I am training my horse to do the same. I like to work in a large circle, because the inside flexion (poll) is causing her to lighten on my hands. With gentle squeezes on the reins, (like a sponge) I'm asking her to stretch towards the bit. She now has a pretty head set, but only for a step or two at the most. After I have rewarded her with a subtle "give" of my hands (either opening your fingers or pushing your hands forward) I remind her again that I want her to be light, and start the process again. It's important to ask for lightness at the walk, trot, and eventually canter. Transitions really help. My exercise is just what I use for training my horse, and it's going to be different for everyone. The idea is there, asking for lightness, rewarding, and repeating. You may see silght results by the end of your work, but it may be a quicker response to your hands. Real enforcement and work in this area will ultimately be the "cure" for a heavy horse.
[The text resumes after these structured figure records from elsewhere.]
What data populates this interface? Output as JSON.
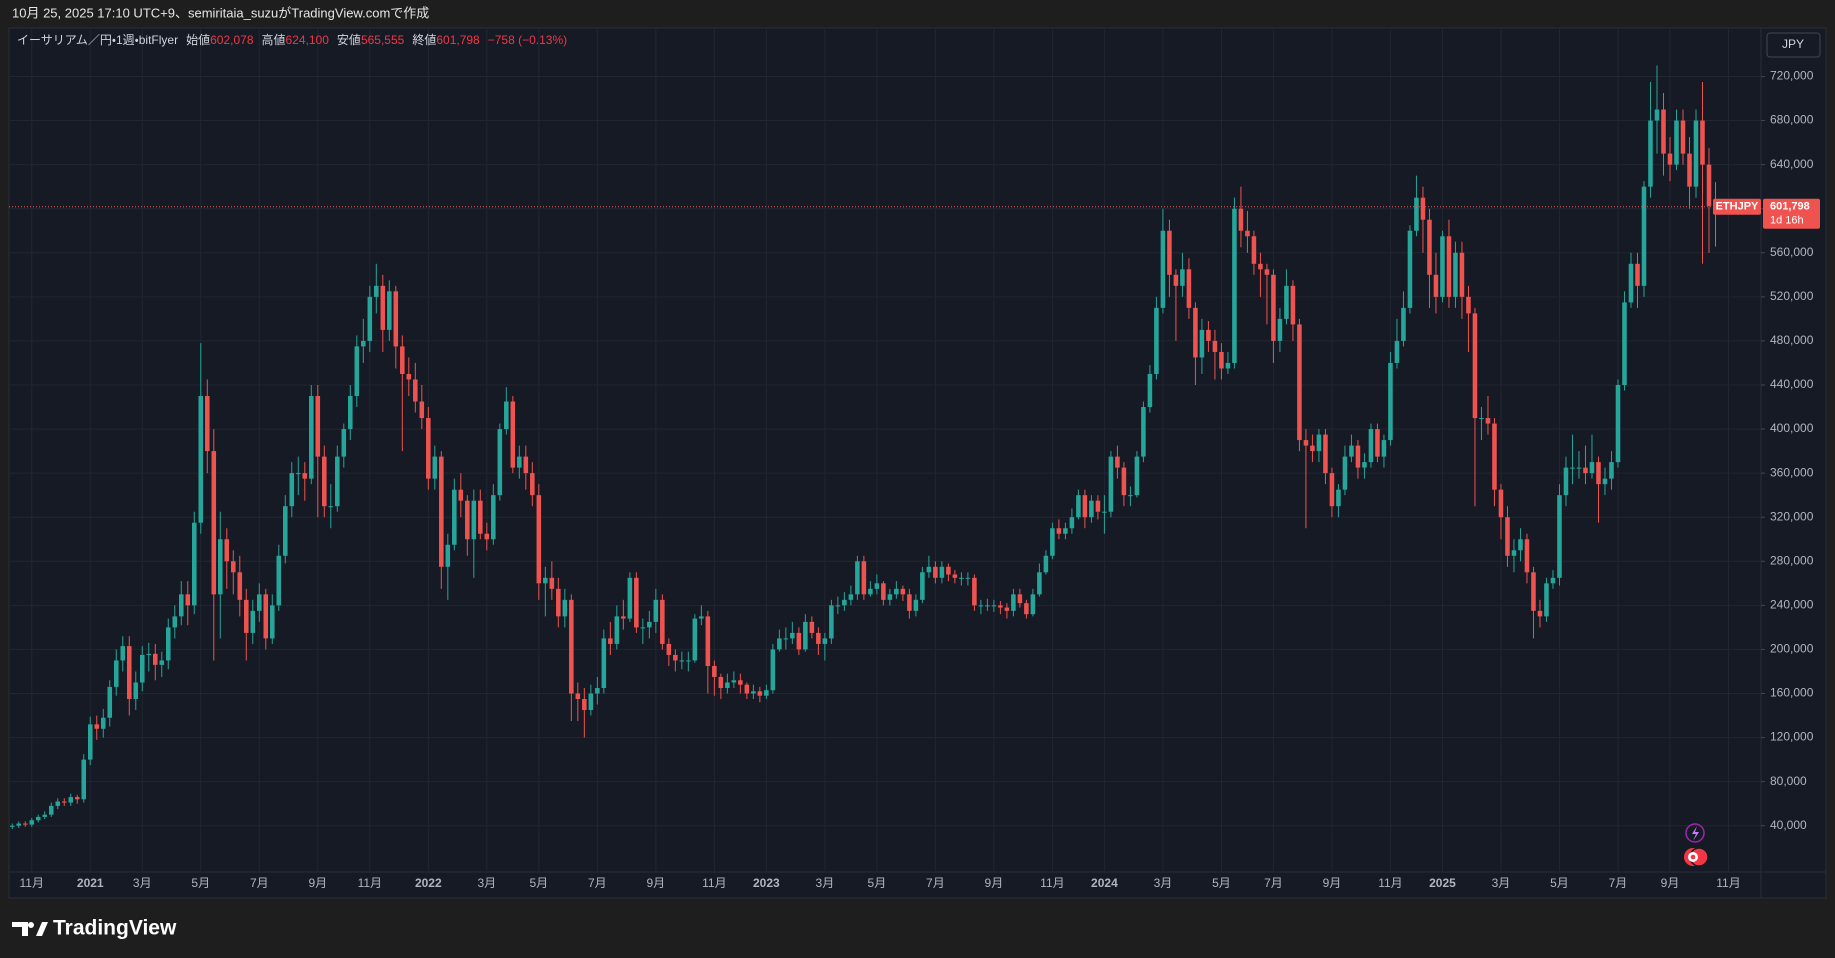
{
  "chart_data": {
    "type": "candlestick",
    "caption": "10月 25, 2025 17:10 UTC+9、semiritaia_suzuがTradingView.comで作成",
    "header": {
      "title": "イーサリアム／円・1週・bitFlyer",
      "open_label": "始値",
      "open": "602,078",
      "high_label": "高値",
      "high": "624,100",
      "low_label": "安値",
      "low": "565,555",
      "close_label": "終値",
      "close": "601,798",
      "change": "−758 (−0.13%)"
    },
    "symbol": "ETHJPY",
    "countdown": "1d 16h",
    "currency": "JPY",
    "brand": "TradingView",
    "up_color": "#26a69a",
    "down_color": "#ef5350",
    "grid": true,
    "open": [
      39000,
      40000,
      42000,
      41000,
      45000,
      48000,
      50000,
      58000,
      62000,
      61000,
      66000,
      64000,
      100000,
      132000,
      128000,
      138000,
      166000,
      190000,
      203000,
      155000,
      170000,
      195000,
      196000,
      186000,
      190000,
      220000,
      230000,
      250000,
      240000,
      315000,
      430000,
      380000,
      250000,
      300000,
      280000,
      270000,
      245000,
      215000,
      235000,
      250000,
      210000,
      240000,
      285000,
      330000,
      360000,
      360000,
      355000,
      430000,
      375000,
      330000,
      330000,
      375000,
      400000,
      430000,
      475000,
      480000,
      520000,
      530000,
      490000,
      525000,
      475000,
      450000,
      445000,
      425000,
      410000,
      355000,
      375000,
      275000,
      295000,
      345000,
      335000,
      300000,
      335000,
      305000,
      300000,
      340000,
      400000,
      425000,
      365000,
      375000,
      360000,
      340000,
      260000,
      265000,
      255000,
      230000,
      245000,
      160000,
      155000,
      145000,
      160000,
      165000,
      210000,
      205000,
      230000,
      228000,
      265000,
      220000,
      220000,
      225000,
      245000,
      205000,
      195000,
      190000,
      190000,
      190000,
      228000,
      230000,
      185000,
      175000,
      165000,
      170000,
      172000,
      168000,
      160000,
      162000,
      158000,
      163000,
      200000,
      210000,
      210000,
      215000,
      200000,
      225000,
      215000,
      205000,
      210000,
      240000,
      240000,
      245000,
      250000,
      280000,
      250000,
      255000,
      260000,
      245000,
      250000,
      255000,
      250000,
      235000,
      245000,
      270000,
      275000,
      265000,
      275000,
      268000,
      265000,
      265000,
      265000,
      240000,
      240000,
      240000,
      240000,
      238000,
      235000,
      250000,
      242000,
      232000,
      250000,
      270000,
      285000,
      310000,
      305000,
      310000,
      320000,
      340000,
      320000,
      335000,
      325000,
      325000,
      375000,
      365000,
      340000,
      340000,
      375000,
      420000,
      450000,
      510000,
      580000,
      540000,
      530000,
      545000,
      510000,
      465000,
      490000,
      480000,
      470000,
      455000,
      460000,
      600000,
      580000,
      575000,
      550000,
      545000,
      540000,
      480000,
      500000,
      530000,
      495000,
      390000,
      385000,
      380000,
      395000,
      360000,
      330000,
      345000,
      375000,
      385000,
      365000,
      370000,
      400000,
      375000,
      390000,
      460000,
      480000,
      510000,
      580000,
      610000,
      590000,
      540000,
      520000,
      575000,
      520000,
      560000,
      520000,
      505000,
      410000,
      410000,
      405000,
      345000,
      320000,
      285000,
      290000,
      300000,
      270000,
      235000,
      230000,
      260000,
      265000,
      340000,
      365000,
      365000,
      365000,
      360000,
      370000,
      350000,
      355000,
      370000,
      440000,
      515000,
      550000,
      530000,
      620000,
      680000,
      690000,
      650000,
      640000,
      680000,
      650000,
      620000,
      680000,
      640000,
      602078
    ],
    "high": [
      42000,
      44000,
      44000,
      47000,
      50000,
      53000,
      61000,
      65000,
      65000,
      69000,
      68000,
      105000,
      139000,
      140000,
      146000,
      172000,
      200000,
      212000,
      212000,
      180000,
      203000,
      206000,
      205000,
      198000,
      228000,
      240000,
      262000,
      262000,
      325000,
      478000,
      445000,
      400000,
      325000,
      310000,
      290000,
      285000,
      255000,
      245000,
      260000,
      255000,
      250000,
      295000,
      340000,
      370000,
      375000,
      370000,
      440000,
      440000,
      385000,
      350000,
      385000,
      405000,
      440000,
      485000,
      500000,
      530000,
      550000,
      540000,
      535000,
      530000,
      485000,
      465000,
      460000,
      440000,
      420000,
      385000,
      380000,
      305000,
      355000,
      360000,
      340000,
      345000,
      345000,
      315000,
      350000,
      405000,
      438000,
      430000,
      385000,
      385000,
      370000,
      350000,
      275000,
      280000,
      265000,
      255000,
      250000,
      170000,
      165000,
      168000,
      175000,
      218000,
      225000,
      240000,
      245000,
      270000,
      270000,
      228000,
      235000,
      255000,
      250000,
      210000,
      200000,
      198000,
      198000,
      232000,
      240000,
      235000,
      190000,
      178000,
      178000,
      180000,
      178000,
      170000,
      168000,
      166000,
      168000,
      205000,
      218000,
      220000,
      225000,
      220000,
      232000,
      230000,
      220000,
      215000,
      245000,
      248000,
      252000,
      258000,
      285000,
      285000,
      262000,
      268000,
      262000,
      255000,
      262000,
      258000,
      255000,
      250000,
      275000,
      285000,
      280000,
      280000,
      278000,
      272000,
      270000,
      270000,
      268000,
      245000,
      246000,
      245000,
      244000,
      242000,
      255000,
      255000,
      245000,
      255000,
      278000,
      290000,
      315000,
      318000,
      315000,
      328000,
      345000,
      345000,
      340000,
      340000,
      340000,
      380000,
      385000,
      370000,
      348000,
      380000,
      425000,
      458000,
      520000,
      600000,
      590000,
      545000,
      560000,
      555000,
      515000,
      500000,
      498000,
      490000,
      478000,
      470000,
      610000,
      620000,
      598000,
      580000,
      560000,
      550000,
      545000,
      510000,
      545000,
      535000,
      500000,
      400000,
      395000,
      400000,
      400000,
      365000,
      350000,
      385000,
      395000,
      390000,
      378000,
      405000,
      405000,
      395000,
      470000,
      500000,
      525000,
      585000,
      630000,
      620000,
      600000,
      560000,
      580000,
      590000,
      570000,
      570000,
      530000,
      510000,
      420000,
      430000,
      410000,
      350000,
      330000,
      300000,
      310000,
      305000,
      275000,
      245000,
      265000,
      272000,
      350000,
      375000,
      395000,
      380000,
      385000,
      395000,
      375000,
      365000,
      380000,
      445000,
      525000,
      560000,
      560000,
      625000,
      715000,
      730000,
      705000,
      665000,
      690000,
      690000,
      665000,
      690000,
      715000,
      655000,
      624100
    ],
    "low": [
      37000,
      38000,
      39000,
      39000,
      43000,
      46000,
      48000,
      55000,
      58000,
      58000,
      60000,
      61000,
      95000,
      118000,
      120000,
      130000,
      158000,
      180000,
      140000,
      145000,
      162000,
      180000,
      172000,
      175000,
      182000,
      210000,
      222000,
      222000,
      232000,
      305000,
      360000,
      190000,
      210000,
      255000,
      250000,
      230000,
      190000,
      205000,
      225000,
      200000,
      205000,
      235000,
      278000,
      320000,
      340000,
      335000,
      350000,
      320000,
      320000,
      310000,
      325000,
      365000,
      390000,
      420000,
      460000,
      470000,
      505000,
      470000,
      480000,
      455000,
      380000,
      430000,
      415000,
      400000,
      345000,
      345000,
      255000,
      245000,
      290000,
      320000,
      285000,
      265000,
      300000,
      290000,
      295000,
      335000,
      395000,
      360000,
      355000,
      345000,
      330000,
      245000,
      230000,
      245000,
      220000,
      220000,
      135000,
      135000,
      120000,
      140000,
      150000,
      160000,
      195000,
      200000,
      218000,
      225000,
      215000,
      205000,
      210000,
      215000,
      200000,
      185000,
      180000,
      182000,
      180000,
      188000,
      222000,
      160000,
      158000,
      155000,
      160000,
      165000,
      160000,
      155000,
      155000,
      152000,
      155000,
      160000,
      198000,
      200000,
      205000,
      195000,
      198000,
      210000,
      195000,
      190000,
      205000,
      232000,
      235000,
      240000,
      245000,
      245000,
      248000,
      250000,
      240000,
      240000,
      246000,
      244000,
      228000,
      230000,
      242000,
      265000,
      260000,
      260000,
      262000,
      260000,
      258000,
      258000,
      235000,
      232000,
      235000,
      234000,
      232000,
      228000,
      230000,
      238000,
      228000,
      230000,
      248000,
      268000,
      282000,
      300000,
      300000,
      305000,
      318000,
      310000,
      315000,
      318000,
      305000,
      320000,
      355000,
      330000,
      330000,
      338000,
      370000,
      415000,
      445000,
      505000,
      520000,
      480000,
      520000,
      500000,
      440000,
      450000,
      470000,
      445000,
      445000,
      450000,
      455000,
      565000,
      560000,
      540000,
      520000,
      495000,
      460000,
      470000,
      495000,
      480000,
      380000,
      310000,
      370000,
      370000,
      350000,
      320000,
      320000,
      340000,
      370000,
      355000,
      355000,
      365000,
      370000,
      365000,
      385000,
      455000,
      475000,
      505000,
      575000,
      560000,
      510000,
      505000,
      515000,
      510000,
      510000,
      500000,
      470000,
      330000,
      390000,
      395000,
      330000,
      300000,
      275000,
      270000,
      280000,
      260000,
      210000,
      220000,
      225000,
      255000,
      258000,
      330000,
      350000,
      355000,
      350000,
      355000,
      315000,
      340000,
      345000,
      365000,
      435000,
      510000,
      510000,
      520000,
      610000,
      650000,
      630000,
      625000,
      635000,
      640000,
      600000,
      610000,
      550000,
      560000,
      565555
    ],
    "close": [
      40000,
      42000,
      41000,
      45000,
      48000,
      50000,
      58000,
      62000,
      61000,
      66000,
      64000,
      100000,
      132000,
      128000,
      138000,
      166000,
      190000,
      203000,
      155000,
      170000,
      195000,
      196000,
      186000,
      190000,
      220000,
      230000,
      250000,
      240000,
      315000,
      430000,
      380000,
      250000,
      300000,
      280000,
      270000,
      245000,
      215000,
      235000,
      250000,
      210000,
      240000,
      285000,
      330000,
      360000,
      360000,
      355000,
      430000,
      375000,
      330000,
      330000,
      375000,
      400000,
      430000,
      475000,
      480000,
      520000,
      530000,
      490000,
      525000,
      475000,
      450000,
      445000,
      425000,
      410000,
      355000,
      375000,
      275000,
      295000,
      345000,
      335000,
      300000,
      335000,
      305000,
      300000,
      340000,
      400000,
      425000,
      365000,
      375000,
      360000,
      340000,
      260000,
      265000,
      255000,
      230000,
      245000,
      160000,
      155000,
      145000,
      160000,
      165000,
      210000,
      205000,
      230000,
      228000,
      265000,
      220000,
      220000,
      225000,
      245000,
      205000,
      195000,
      190000,
      190000,
      190000,
      228000,
      230000,
      185000,
      175000,
      165000,
      170000,
      172000,
      168000,
      160000,
      162000,
      158000,
      163000,
      200000,
      210000,
      210000,
      215000,
      200000,
      225000,
      215000,
      205000,
      210000,
      240000,
      240000,
      245000,
      250000,
      280000,
      250000,
      255000,
      260000,
      245000,
      250000,
      255000,
      250000,
      235000,
      245000,
      270000,
      275000,
      265000,
      275000,
      268000,
      265000,
      265000,
      265000,
      240000,
      240000,
      240000,
      240000,
      238000,
      235000,
      250000,
      242000,
      232000,
      250000,
      270000,
      285000,
      310000,
      305000,
      310000,
      320000,
      340000,
      320000,
      335000,
      325000,
      325000,
      375000,
      365000,
      340000,
      340000,
      375000,
      420000,
      450000,
      510000,
      580000,
      540000,
      530000,
      545000,
      510000,
      465000,
      490000,
      480000,
      470000,
      455000,
      460000,
      600000,
      580000,
      575000,
      550000,
      545000,
      540000,
      480000,
      500000,
      530000,
      495000,
      390000,
      385000,
      380000,
      395000,
      360000,
      330000,
      345000,
      375000,
      385000,
      365000,
      370000,
      400000,
      375000,
      390000,
      460000,
      480000,
      510000,
      580000,
      610000,
      590000,
      540000,
      520000,
      575000,
      520000,
      560000,
      520000,
      505000,
      410000,
      410000,
      405000,
      345000,
      320000,
      285000,
      290000,
      300000,
      270000,
      235000,
      230000,
      260000,
      265000,
      340000,
      365000,
      365000,
      365000,
      360000,
      370000,
      350000,
      355000,
      370000,
      440000,
      515000,
      550000,
      530000,
      620000,
      680000,
      690000,
      650000,
      640000,
      680000,
      650000,
      620000,
      680000,
      640000,
      602556,
      601798
    ],
    "xlim": [
      -0.5,
      269
    ],
    "xticks": [
      {
        "value": 3,
        "label": "11月"
      },
      {
        "value": 12,
        "label": "2021"
      },
      {
        "value": 20,
        "label": "3月"
      },
      {
        "value": 29,
        "label": "5月"
      },
      {
        "value": 38,
        "label": "7月"
      },
      {
        "value": 47,
        "label": "9月"
      },
      {
        "value": 55,
        "label": "11月"
      },
      {
        "value": 64,
        "label": "2022"
      },
      {
        "value": 73,
        "label": "3月"
      },
      {
        "value": 81,
        "label": "5月"
      },
      {
        "value": 90,
        "label": "7月"
      },
      {
        "value": 99,
        "label": "9月"
      },
      {
        "value": 108,
        "label": "11月"
      },
      {
        "value": 116,
        "label": "2023"
      },
      {
        "value": 125,
        "label": "3月"
      },
      {
        "value": 133,
        "label": "5月"
      },
      {
        "value": 142,
        "label": "7月"
      },
      {
        "value": 151,
        "label": "9月"
      },
      {
        "value": 160,
        "label": "11月"
      },
      {
        "value": 168,
        "label": "2024"
      },
      {
        "value": 177,
        "label": "3月"
      },
      {
        "value": 186,
        "label": "5月"
      },
      {
        "value": 194,
        "label": "7月"
      },
      {
        "value": 203,
        "label": "9月"
      },
      {
        "value": 212,
        "label": "11月"
      },
      {
        "value": 220,
        "label": "2025"
      },
      {
        "value": 229,
        "label": "3月"
      },
      {
        "value": 238,
        "label": "5月"
      },
      {
        "value": 247,
        "label": "7月"
      },
      {
        "value": 255,
        "label": "9月"
      },
      {
        "value": 264,
        "label": "11月"
      }
    ],
    "ylim": [
      -2000,
      764000
    ],
    "yticks": [
      {
        "value": 40000,
        "label": "40,000"
      },
      {
        "value": 80000,
        "label": "80,000"
      },
      {
        "value": 120000,
        "label": "120,000"
      },
      {
        "value": 160000,
        "label": "160,000"
      },
      {
        "value": 200000,
        "label": "200,000"
      },
      {
        "value": 240000,
        "label": "240,000"
      },
      {
        "value": 280000,
        "label": "280,000"
      },
      {
        "value": 320000,
        "label": "320,000"
      },
      {
        "value": 360000,
        "label": "360,000"
      },
      {
        "value": 400000,
        "label": "400,000"
      },
      {
        "value": 440000,
        "label": "440,000"
      },
      {
        "value": 480000,
        "label": "480,000"
      },
      {
        "value": 520000,
        "label": "520,000"
      },
      {
        "value": 560000,
        "label": "560,000"
      },
      {
        "value": 600000,
        "label": "600,000"
      },
      {
        "value": 640000,
        "label": "640,000"
      },
      {
        "value": 680000,
        "label": "680,000"
      },
      {
        "value": 720000,
        "label": "720,000"
      }
    ]
  }
}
Yes, your inside arm will probably want to fall off by the end of it :)
On a side note..
It's so important to reward for lightness. So many riders cling literally on their horse's mouth, trying to "hold" their head down in a fake head set, trying to get them on the bit. That is where heavy horses learn their bad habits, to balance on your hands, and have a weak back end.
So there, my first post on this forum, ande competing to be my longest, is hopefully going to help you.